ST GEORGE Hospital will soon have a new public entry that will provide easier, quicker, safer access from Kogarah railway station.
It will adjoin a new 55-space public car park and drop-off zone on the site of the old emergency department in Kensington Street.
The new areas are due to open in July.
Health Minister Jillian Skinner and Oatley MP Mark Coure inspected the work, which is preparatory to the $307 million development scheduled to start above the new emergency department early next year.
Health Infrastructure chief executive Sam Sangster said that while the main access would continue to be in Gray Street, the new entrance could become more popular.
Mr Sangster said many people had trouble finding the present main entry.
"The new doors face the town square and station, making the hospital more part of the community," he said.
"The entrance will be safe and well lit, so if you do want to catch public transport to come to the hospital, it is welcoming, inviting and easy to find."
Mr Sangster said there was little distance between the two entrances inside the hospital.

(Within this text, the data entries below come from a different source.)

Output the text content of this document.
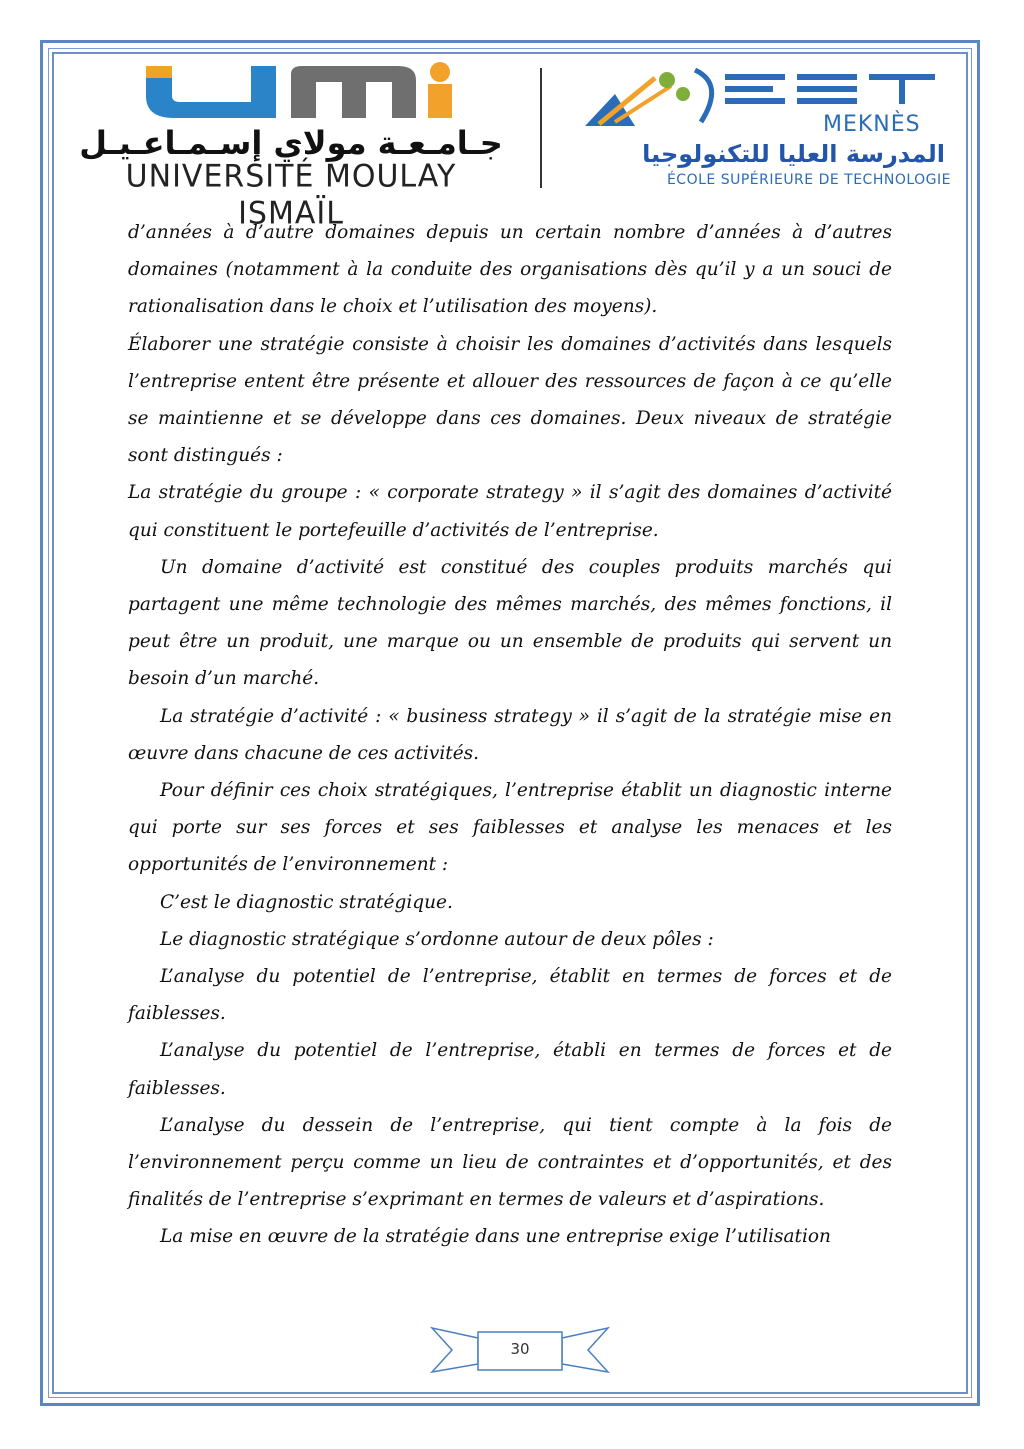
جـامـعـة مولاي إسـمـاعـيـل
UNIVERSITÉ MOULAY ISMAÏL
MEKNÈS
المدرسة العليا للتكنولوجيا
ÉCOLE SUPÉRIEURE DE TECHNOLOGIE

d’années à d’autre domaines depuis un certain nombre d’années à d’autres domaines (notamment à la conduite des organisations dès qu’il y a un souci de rationalisation dans le choix et l’utilisation des moyens).

Élaborer une stratégie consiste à choisir les domaines d’activités dans lesquels l’entreprise entent être présente et allouer des ressources de façon à ce qu’elle se maintienne et se développe dans ces domaines. Deux niveaux de stratégie sont distingués :

La stratégie du groupe : « corporate strategy » il s’agit des domaines d’activité qui constituent le portefeuille d’activités de l’entreprise.

Un domaine d’activité est constitué des couples produits marchés qui partagent une même technologie des mêmes marchés, des mêmes fonctions, il peut être un produit, une marque ou un ensemble de produits qui servent un besoin d’un marché.

La stratégie d’activité : « business strategy » il s’agit de la stratégie mise en œuvre dans chacune de ces activités.

Pour définir ces choix stratégiques, l’entreprise établit un diagnostic interne qui porte sur ses forces et ses faiblesses et analyse les menaces et les opportunités de l’environnement :

C’est le diagnostic stratégique.

Le diagnostic stratégique s’ordonne autour de deux pôles :

L’analyse du potentiel de l’entreprise, établit en termes de forces et de faiblesses.

L’analyse du potentiel de l’entreprise, établi en termes de forces et de faiblesses.

L’analyse du dessein de l’entreprise, qui tient compte à la fois de l’environnement perçu comme un lieu de contraintes et d’opportunités, et des finalités de l’entreprise s’exprimant en termes de valeurs et d’aspirations.

La mise en œuvre de la stratégie dans une entreprise exige l’utilisation

30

Mrs Skinner said the improvements were part of a master plan developed with the help of hospital clinicians.
She said she was astonished at the transformation of what was a noisy, dusty demolition site when she and Premier Mike Baird stood beside it to announce the $307 million redevelopment before the March state election.
The major redevelopment entails a new seven-storey acute services building above the emergency department. It will include intensive care, high dependency and cardiac intensive care units, and 18 operating theatres.
Subject to planning approval, work would start early 2016 and be completed about the end of 2018.
PROMISES KEPT
Jillian Skinner denied the timeline for the $307 million redevelopment had slipped.
Mrs Skinner said in February it would be ‘‘largely completed by 2017’’. Reminded of this by the Leader, she said on Monday ‘‘it might be that the patients go in in 2018’’. ‘‘Sometimes the building is completed earlier and there has to be a transition period for training and commissioning of new equipment,’’ she said.
‘‘It’s actually very fast for a project of this size.’’
She said she delivered all of her election promises during her first term as Health Minister and the same would occur this four-year term.